Once kids reach about fourth grade, Drake suggests taking them on an out of town trip in August and asking them, “If there was a rumor about you this year at school, what would you like the rumor to be?”

Keeping in mind rumors can be positive, their answers may range from, “She is really sweet” to “He’s not as geeky as last year” to “She’s so smart or getting such good grades.” Parents then can talk with their kids about how they might achieve this. It can be shedding the glasses, working out a study plan, finding ways to make new friends, or trying a new style of haircut or clothing.

“By taking them out of town, they are able to dream a little bit more, especially if they’ve had a rough year the year before — with kids picking on them or if they had a rough time with grades. They can overcome those limitations when they get that break. Kids can transition to thinking, ‘I can have a new mindset about me.’” She says many times, kids will live up to their expectations.


A question many parents and kids face with a new school year is how many sports and extracurricular activities to juggle.

Parents should let kids participate in as many as they can handle — to a certain extent.

“You want them to participate in as many different things as possible. That way they can find out what their interests are and what they are good at — you never know until you try,” suggests Middle School Athletic Coordinator Josh Brevard.

Brevard does feel, however, that kids should be involved in only one activity at a time.

“Where I see kids get in to trouble is if they are involved in three different things at a time.” When they have a full day of school, then football from four to six, followed by a bite to eat, and then soccer from seven to nine, that may be too much, he says.

Instead, activities should be at a level “where the kids do not get burned out on sports and so it doesn’t get too competitive for them.”
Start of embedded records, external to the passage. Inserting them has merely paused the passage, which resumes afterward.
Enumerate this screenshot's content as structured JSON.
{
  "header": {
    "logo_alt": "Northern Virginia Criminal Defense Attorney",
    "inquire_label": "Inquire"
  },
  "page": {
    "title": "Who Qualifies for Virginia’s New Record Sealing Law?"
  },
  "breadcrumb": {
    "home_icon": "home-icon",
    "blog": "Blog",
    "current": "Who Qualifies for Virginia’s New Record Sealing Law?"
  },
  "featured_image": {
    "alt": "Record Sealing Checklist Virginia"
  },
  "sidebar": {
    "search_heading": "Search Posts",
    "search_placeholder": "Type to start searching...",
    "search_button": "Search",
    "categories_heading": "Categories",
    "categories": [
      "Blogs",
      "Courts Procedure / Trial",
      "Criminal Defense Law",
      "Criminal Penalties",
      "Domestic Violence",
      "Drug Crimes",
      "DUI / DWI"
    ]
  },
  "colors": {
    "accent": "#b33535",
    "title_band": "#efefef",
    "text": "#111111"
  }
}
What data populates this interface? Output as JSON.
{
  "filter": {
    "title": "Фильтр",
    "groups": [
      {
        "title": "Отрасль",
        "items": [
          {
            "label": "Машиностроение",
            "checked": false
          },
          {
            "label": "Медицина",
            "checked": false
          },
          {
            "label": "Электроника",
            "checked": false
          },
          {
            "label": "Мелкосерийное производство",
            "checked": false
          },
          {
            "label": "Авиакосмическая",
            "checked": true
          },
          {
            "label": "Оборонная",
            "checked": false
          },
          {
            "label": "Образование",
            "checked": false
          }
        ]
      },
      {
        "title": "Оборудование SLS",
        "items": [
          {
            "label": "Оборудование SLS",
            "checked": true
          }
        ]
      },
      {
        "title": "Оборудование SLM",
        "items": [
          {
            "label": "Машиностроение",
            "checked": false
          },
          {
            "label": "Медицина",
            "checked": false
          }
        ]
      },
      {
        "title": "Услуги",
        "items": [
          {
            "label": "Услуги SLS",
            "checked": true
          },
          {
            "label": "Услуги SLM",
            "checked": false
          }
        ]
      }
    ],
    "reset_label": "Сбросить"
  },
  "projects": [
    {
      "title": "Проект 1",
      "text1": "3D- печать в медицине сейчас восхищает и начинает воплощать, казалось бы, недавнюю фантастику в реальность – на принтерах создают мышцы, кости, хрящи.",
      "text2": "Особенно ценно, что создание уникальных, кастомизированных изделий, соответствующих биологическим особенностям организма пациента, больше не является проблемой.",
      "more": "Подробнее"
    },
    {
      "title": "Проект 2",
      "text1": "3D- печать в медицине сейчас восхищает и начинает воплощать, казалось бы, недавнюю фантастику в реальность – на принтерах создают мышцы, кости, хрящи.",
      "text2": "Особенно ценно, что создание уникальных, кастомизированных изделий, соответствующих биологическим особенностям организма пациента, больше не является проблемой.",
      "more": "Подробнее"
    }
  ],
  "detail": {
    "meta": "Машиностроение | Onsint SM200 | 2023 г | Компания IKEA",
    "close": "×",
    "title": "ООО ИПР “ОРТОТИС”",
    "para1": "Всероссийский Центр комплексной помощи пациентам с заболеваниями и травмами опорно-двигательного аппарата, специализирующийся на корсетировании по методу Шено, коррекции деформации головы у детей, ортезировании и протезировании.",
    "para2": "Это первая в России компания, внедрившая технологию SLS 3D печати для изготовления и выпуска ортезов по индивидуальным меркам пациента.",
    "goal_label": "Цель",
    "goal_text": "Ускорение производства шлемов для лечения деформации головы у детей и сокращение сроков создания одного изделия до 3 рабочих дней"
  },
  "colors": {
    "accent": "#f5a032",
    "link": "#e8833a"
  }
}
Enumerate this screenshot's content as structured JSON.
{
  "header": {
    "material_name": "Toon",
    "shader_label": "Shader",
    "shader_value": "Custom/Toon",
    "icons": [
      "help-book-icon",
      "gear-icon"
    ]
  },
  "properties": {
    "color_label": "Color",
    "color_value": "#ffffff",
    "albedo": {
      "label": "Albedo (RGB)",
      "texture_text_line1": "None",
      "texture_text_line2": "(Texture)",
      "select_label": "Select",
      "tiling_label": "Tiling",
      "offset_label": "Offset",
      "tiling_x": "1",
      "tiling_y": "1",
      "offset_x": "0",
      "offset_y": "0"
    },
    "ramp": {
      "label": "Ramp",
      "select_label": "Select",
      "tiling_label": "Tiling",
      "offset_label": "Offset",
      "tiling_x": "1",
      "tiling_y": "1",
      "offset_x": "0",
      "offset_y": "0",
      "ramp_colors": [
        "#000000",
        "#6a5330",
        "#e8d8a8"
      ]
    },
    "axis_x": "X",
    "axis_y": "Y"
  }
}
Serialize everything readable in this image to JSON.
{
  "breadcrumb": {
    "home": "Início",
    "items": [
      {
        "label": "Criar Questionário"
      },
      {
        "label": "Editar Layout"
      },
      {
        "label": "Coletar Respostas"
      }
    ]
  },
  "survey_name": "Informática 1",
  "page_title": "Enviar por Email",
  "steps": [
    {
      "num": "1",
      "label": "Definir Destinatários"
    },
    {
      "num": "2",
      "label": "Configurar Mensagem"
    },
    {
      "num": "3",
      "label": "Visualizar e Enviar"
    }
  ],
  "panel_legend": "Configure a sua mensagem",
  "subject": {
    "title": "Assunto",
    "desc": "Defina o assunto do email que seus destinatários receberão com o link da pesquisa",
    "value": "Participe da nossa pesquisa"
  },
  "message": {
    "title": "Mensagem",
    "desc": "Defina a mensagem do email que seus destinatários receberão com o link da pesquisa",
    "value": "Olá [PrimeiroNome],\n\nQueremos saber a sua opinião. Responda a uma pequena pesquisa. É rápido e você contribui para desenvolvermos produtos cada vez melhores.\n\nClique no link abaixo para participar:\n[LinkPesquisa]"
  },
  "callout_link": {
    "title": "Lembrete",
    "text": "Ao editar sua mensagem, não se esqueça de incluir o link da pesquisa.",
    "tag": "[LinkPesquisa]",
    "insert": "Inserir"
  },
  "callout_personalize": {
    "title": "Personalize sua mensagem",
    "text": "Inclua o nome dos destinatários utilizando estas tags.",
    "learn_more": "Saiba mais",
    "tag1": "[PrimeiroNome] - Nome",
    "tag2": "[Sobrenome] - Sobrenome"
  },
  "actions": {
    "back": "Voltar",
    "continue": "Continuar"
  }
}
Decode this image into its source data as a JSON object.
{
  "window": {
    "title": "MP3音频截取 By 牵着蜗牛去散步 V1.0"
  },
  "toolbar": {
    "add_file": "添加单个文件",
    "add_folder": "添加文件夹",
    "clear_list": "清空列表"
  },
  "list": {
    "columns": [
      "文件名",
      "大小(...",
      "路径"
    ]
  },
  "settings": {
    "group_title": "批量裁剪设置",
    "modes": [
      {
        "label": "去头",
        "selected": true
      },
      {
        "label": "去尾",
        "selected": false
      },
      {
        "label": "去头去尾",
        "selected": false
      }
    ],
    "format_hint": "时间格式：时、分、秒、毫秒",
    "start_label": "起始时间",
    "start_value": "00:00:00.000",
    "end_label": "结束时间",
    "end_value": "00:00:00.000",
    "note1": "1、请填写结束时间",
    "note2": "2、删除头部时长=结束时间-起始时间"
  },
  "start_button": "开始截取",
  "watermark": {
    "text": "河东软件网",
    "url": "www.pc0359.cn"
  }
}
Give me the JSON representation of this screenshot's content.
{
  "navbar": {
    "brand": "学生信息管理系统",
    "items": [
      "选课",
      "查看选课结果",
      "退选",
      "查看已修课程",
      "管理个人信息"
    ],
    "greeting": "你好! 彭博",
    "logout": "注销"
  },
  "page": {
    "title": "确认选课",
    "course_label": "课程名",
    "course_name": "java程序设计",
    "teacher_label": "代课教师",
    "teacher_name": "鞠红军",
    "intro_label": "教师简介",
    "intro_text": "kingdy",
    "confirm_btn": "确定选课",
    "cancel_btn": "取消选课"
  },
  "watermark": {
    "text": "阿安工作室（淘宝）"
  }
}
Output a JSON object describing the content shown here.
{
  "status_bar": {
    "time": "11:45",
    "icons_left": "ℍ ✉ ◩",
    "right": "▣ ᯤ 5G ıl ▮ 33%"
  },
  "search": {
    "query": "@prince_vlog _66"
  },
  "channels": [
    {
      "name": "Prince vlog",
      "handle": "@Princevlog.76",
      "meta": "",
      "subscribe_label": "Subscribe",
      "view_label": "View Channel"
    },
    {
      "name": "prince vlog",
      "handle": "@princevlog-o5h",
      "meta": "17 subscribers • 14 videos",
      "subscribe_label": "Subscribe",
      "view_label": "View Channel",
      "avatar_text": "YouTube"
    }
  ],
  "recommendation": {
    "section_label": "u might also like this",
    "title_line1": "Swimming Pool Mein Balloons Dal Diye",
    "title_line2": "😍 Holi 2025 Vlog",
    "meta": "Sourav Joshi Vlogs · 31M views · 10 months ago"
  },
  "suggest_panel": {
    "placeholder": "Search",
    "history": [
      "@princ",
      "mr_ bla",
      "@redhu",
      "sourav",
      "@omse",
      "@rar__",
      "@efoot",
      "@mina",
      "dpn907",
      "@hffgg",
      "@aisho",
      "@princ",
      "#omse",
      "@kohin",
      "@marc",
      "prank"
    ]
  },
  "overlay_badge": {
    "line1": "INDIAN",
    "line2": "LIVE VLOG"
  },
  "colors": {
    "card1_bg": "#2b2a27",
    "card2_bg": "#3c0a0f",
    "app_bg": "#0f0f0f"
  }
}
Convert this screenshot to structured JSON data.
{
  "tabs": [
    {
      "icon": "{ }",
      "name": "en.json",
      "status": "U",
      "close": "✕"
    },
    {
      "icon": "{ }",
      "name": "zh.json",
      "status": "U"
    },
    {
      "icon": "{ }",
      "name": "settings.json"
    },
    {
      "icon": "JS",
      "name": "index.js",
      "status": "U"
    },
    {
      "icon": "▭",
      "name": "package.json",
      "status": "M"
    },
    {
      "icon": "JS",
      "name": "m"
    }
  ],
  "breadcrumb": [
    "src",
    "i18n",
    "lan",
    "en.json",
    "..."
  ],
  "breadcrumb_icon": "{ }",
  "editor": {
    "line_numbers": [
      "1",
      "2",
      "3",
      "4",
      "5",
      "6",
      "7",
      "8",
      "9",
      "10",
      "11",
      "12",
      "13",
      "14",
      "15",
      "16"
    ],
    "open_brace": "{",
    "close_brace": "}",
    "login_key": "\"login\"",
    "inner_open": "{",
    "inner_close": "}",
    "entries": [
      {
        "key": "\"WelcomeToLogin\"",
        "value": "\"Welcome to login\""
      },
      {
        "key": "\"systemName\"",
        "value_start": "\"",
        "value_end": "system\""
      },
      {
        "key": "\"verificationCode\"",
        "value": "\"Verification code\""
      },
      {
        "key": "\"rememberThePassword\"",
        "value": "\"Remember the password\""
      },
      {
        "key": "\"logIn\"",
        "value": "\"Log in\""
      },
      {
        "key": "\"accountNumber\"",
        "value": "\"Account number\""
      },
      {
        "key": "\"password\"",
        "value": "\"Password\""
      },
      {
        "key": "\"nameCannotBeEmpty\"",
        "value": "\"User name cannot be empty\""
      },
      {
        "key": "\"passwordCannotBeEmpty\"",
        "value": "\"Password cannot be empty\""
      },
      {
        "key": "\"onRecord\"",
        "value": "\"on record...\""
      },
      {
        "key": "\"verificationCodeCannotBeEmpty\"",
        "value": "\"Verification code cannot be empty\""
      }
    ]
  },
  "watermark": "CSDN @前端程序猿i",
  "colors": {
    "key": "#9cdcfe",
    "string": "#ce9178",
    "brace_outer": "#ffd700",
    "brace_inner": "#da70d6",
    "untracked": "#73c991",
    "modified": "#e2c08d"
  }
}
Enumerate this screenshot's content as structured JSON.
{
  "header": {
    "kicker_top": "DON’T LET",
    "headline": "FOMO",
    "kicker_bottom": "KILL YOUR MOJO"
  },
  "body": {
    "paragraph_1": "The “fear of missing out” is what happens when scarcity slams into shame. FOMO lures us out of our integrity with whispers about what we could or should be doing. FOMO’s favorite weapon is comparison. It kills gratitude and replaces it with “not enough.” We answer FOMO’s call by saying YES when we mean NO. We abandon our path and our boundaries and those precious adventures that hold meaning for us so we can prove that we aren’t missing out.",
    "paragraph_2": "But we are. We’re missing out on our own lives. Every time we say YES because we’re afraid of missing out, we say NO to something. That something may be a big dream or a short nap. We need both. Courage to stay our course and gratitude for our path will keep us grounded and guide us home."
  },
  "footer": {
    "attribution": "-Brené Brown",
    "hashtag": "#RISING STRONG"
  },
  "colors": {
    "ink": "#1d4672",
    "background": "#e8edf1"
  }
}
“Be careful about pushing your kid too hard. I see a lot of kids who get pushed too hard in junior high and high school so they can get a scholarship, but by the time senior year comes around, they are burned out and no longer want to play,” he cautions.

And sports do more for kids than just get them physically active.

“It’s always my belief that an active kid gets many benefits academically and socially. They’ve shown that sports actually help stimulate the brain, and the kids who are more active tend to make better grades,” the football, basketball, track and tennis coach says.

“Their social interaction with the other kids is huge. A lot of them get discipline, and they learn responsibility. They also learn teamwork, and they learn leadership. That is the main benefit of sports — we try to get them healthy and fit, but also our goal is to mold them to be young men and women who are beneficial to society. If they are active and involved, then they are being healthy, instead of being somewhere and doing something they shouldn’t be.”


Whether kids are walking to the bus stop or to school or riding a bicycle, one of the most basic safety rules is never to travel alone. There is strength in numbers, even in small kids. Predators look for the lone sheep, the most vulnerable person. Lots of times they will bypass a group of kids to get to one that is walking alone.

While “Stranger Danger” is often used as a catch phrase, it can be better to teach about situations. Try to show kids to be aware of situations and actions that are out of the ordinary. Is it normal for an adult to ask a child for help? No, it’s not. If kids are approached by someone asking for directions, for example, they should go back the opposite way.

It’s also important to teach children to follow their instincts. If something feels uncomfortable or not right, kids should be taught to distance themselves, even if potential danger doesn’t seem physically close. If your child is waiting for the bus and there is a guy waiting on the other side of the street and your child feels uncomfortable, that is enough. That is when the child needs to go home or go somewhere and tell an adult. There is no set distance — the distance is when the child feels uncomfortable. He needs to learn to listen to his inner voice.

Parents, in response, must listen to children’s concerns. If they’ve got a fear about a person, it’s usually legitimate. The instinct is to have natural fear or a natural inclination that something is not right. So many times we don’t pay attention to that or downplay it. We need to cultivate that instinct trust in our children.

With children who stay home alone after school, it is important they be taught to lock the door immediately upon arrival and that it is never okay to open the door or window. Children also should be taught how to use 911 and should know to call from a home phone, rather than a mobile phone. This is because home phones are more likely to automatically show a location when 911 is called.

When kids get sick, a parent or a designated adult will need to pick them up from school. Make sure there are several contacts listed for students, and be sure to keep work, home, and mobile phone numbers updated at the school office.